Most NFL rosters are made up of NFL rejects. Just about every team is constructed mainly from the thrown-away pieces of the other 31, whether it be players added in free agency or waivers or acquired via trade. It’s more difficult to find a player who spends his whole career with one team than it is to find a dozen who have bounced around from team to team, city to city, uniform to uniform.
Usually the players with whom a team parts ways are scattered about the league like grass seed. But occasionally, they seem to land in clumps.
The Giants will be facing a clump of their former players on Sunday.
The Lions have five players on their active roster who have spent time with an NY on their helmet, including two former Giants draft picks and one big-ticket — well, big-everything in the case of Damon Harrison! — free agent signing.
Besides Harrison, the All-Pro defensive tackle who was signed by the Giants as a free agent in 2016 and then traded to Detroit just over a year ago, the Lions also have linebackers Devon Kennard and Romeo Okwara who were both starters for the Giants defense. Tight end Logan Thomas was on the Giants’ practice squad before he wound up with the Lions. And former Giants running back Paul Perkins, who started in the team’s most recent playoff game but was waived earlier this season, was claimed by the Lions. He had been on their practice squad but was promoted to the active roster this week when starter Kerryon Johnson was placed on injured reserve.
The Giants have no hard feelings. Why would they? They’re the ones that made the decisions to say goodbye to the players.
“If a guy leaves our building, we want him to go have success somewhere else,” coach Pat Shurmur said. “The Lions are very fortunate. They have some ex-Giants that are really good football players. I think that happens all around the league. It just so happens we’re playing the Lions this week.”
Its unlikely the players are as grudge-free.
The four who actually played for the Giants — Harrison, Kennard, Okwara and Perkins — were all dismissed by the current regime. Kennard is the only one who never got a chance to make the team; he wanted to come back but left as a free agent the first offseason that Shurmur and general manager Dave Gettleman were running things. Okwara was cut at the end of 2018’s training camp and claimed by the Lions.
“Those guys have been great,” said Lions head coach Matt Patricia (who was a candidate and interviewed for the Giants head coach vacancy that eventually was filled by Shurmur). “With Devon coming here my first year and getting a chance to look at him heading into the free agency, he was someone I thought was very multiple, a very flexible type of player. Could play on the edge, could play back in behind the line of scrimmage, could go inside if he had to down the defensive line position. Just someone that I knew had a certain skillset that we would be able to try to use in some of our packages.”
Kennard had 9.5 sacks in four years with the Giants and has 10 so far in less than a year and a half with the Lions.
The Lions first noticed Okwara in the joint practices that the two teams held last summer.
“We saw him a little bit in some of the practices that we had,” Patricia said. “Extremely hard work ethic. He’s long, he’s got a great burst off the ball. He’s a guy that just comes into work every single day the same. He wants to get better, wants to improve.
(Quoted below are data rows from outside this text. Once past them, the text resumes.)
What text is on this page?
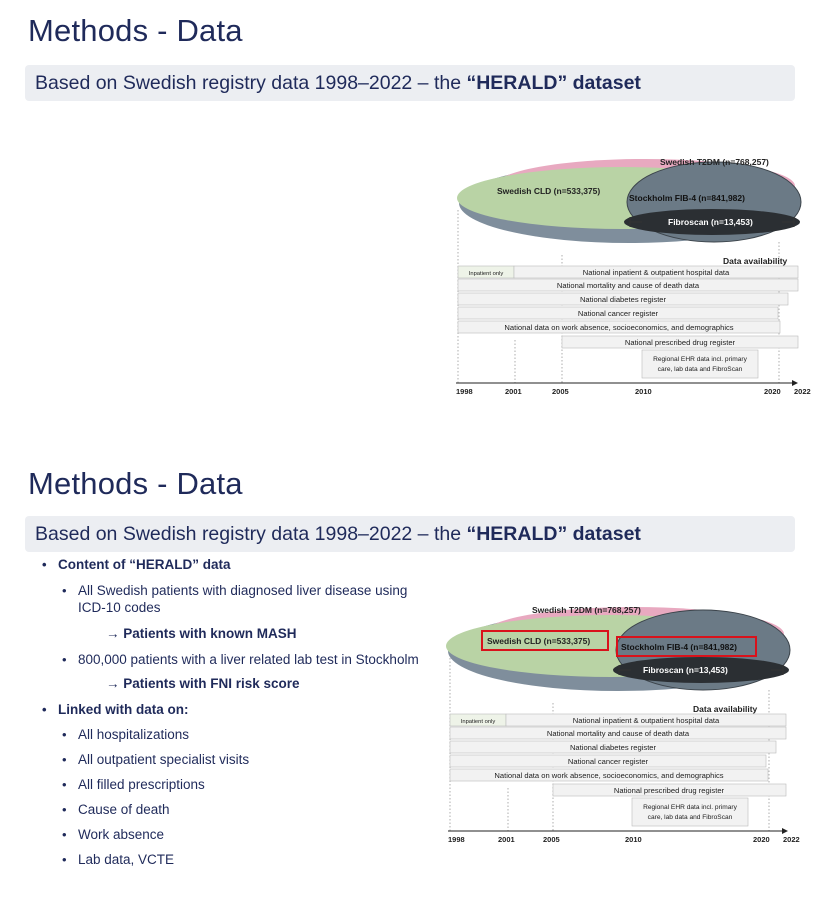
Methods - Data
Based on Swedish registry data 1998–2022 – the “HERALD” dataset
Swedish T2DM (n=768,257)
Swedish CLD (n=533,375)
Stockholm FIB-4 (n=841,982)
Fibroscan (n=13,453)
Data availability
Inpatient only	National inpatient & outpatient hospital data
National mortality and cause of death data
National diabetes register
National cancer register
National data on work absence, socioeconomics, and demographics
National prescribed drug register
Regional EHR data incl. primary
care, lab data and FibroScan
1998	2001	2005	2010	2020 2022
Methods - Data
Based on Swedish registry data 1998–2022 – the “HERALD” dataset
• Content of “HERALD” data
• All Swedish patients with diagnosed liver disease using
ICD-10 codes
→ Patients with known MASH
• 800,000 patients with a liver related lab test in Stockholm
→ Patients with FNI risk score
• Linked with data on:
• All hospitalizations
• All outpatient specialist visits
• All filled prescriptions
• Cause of death
• Work absence
• Lab data, VCTE
Swedish T2DM (n=768,257)
Swedish CLD (n=533,375)
Stockholm FIB-4 (n=841,982)
Fibroscan (n=13,453)
Data availability
Inpatient only	National inpatient & outpatient hospital data
National mortality and cause of death data
National diabetes register
National cancer register
National data on work absence, socioeconomics, and demographics
National prescribed drug register
Regional EHR data incl. primary
care, lab data and FibroScan
1998	2001	2005	2010	2020 2022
“Those guys have been great since we got them.”
The Giants-Lions transaction wire isn’t a one-way road. Giants receiver Golden Tate spent five seasons in Detroit. He was in discussions with the team about signing an extension at this point last season when he was traded to the Eagles. He signed with the Giants as a free agent in the offseason.
“I’m going to try to keep my emotions where they’ve always been,” Tate said. “I don’t want to be too high, I don’t want to be too low. It’s going to be good to see those guys, but I’m there to do a job.”
A week ago the Giants faced the Cardinals and were on the opposite side of this phenomenon. They had five players who had spent time in their careers in Arizona. They have six this week with the addition of Deone Bucannon. Clumps.
Tate, who has played for four teams in his career, has some experience going against a former employer. While with the Lions he faced his initial team, the Seahawks, three times, including once in a playoff game. In a few weeks, he and the Giants will face another of his former teams, the Eagles. In fact, they’ll do it twice.
So it was not surprising that Tate was able to deliver the verbal credo of all players who have been disposed of by one team and get a chance to show that franchise what they gave up on and what they are missing.
“I don’t want to make this about me,” he said, “I just want to go back there and win any way possible.”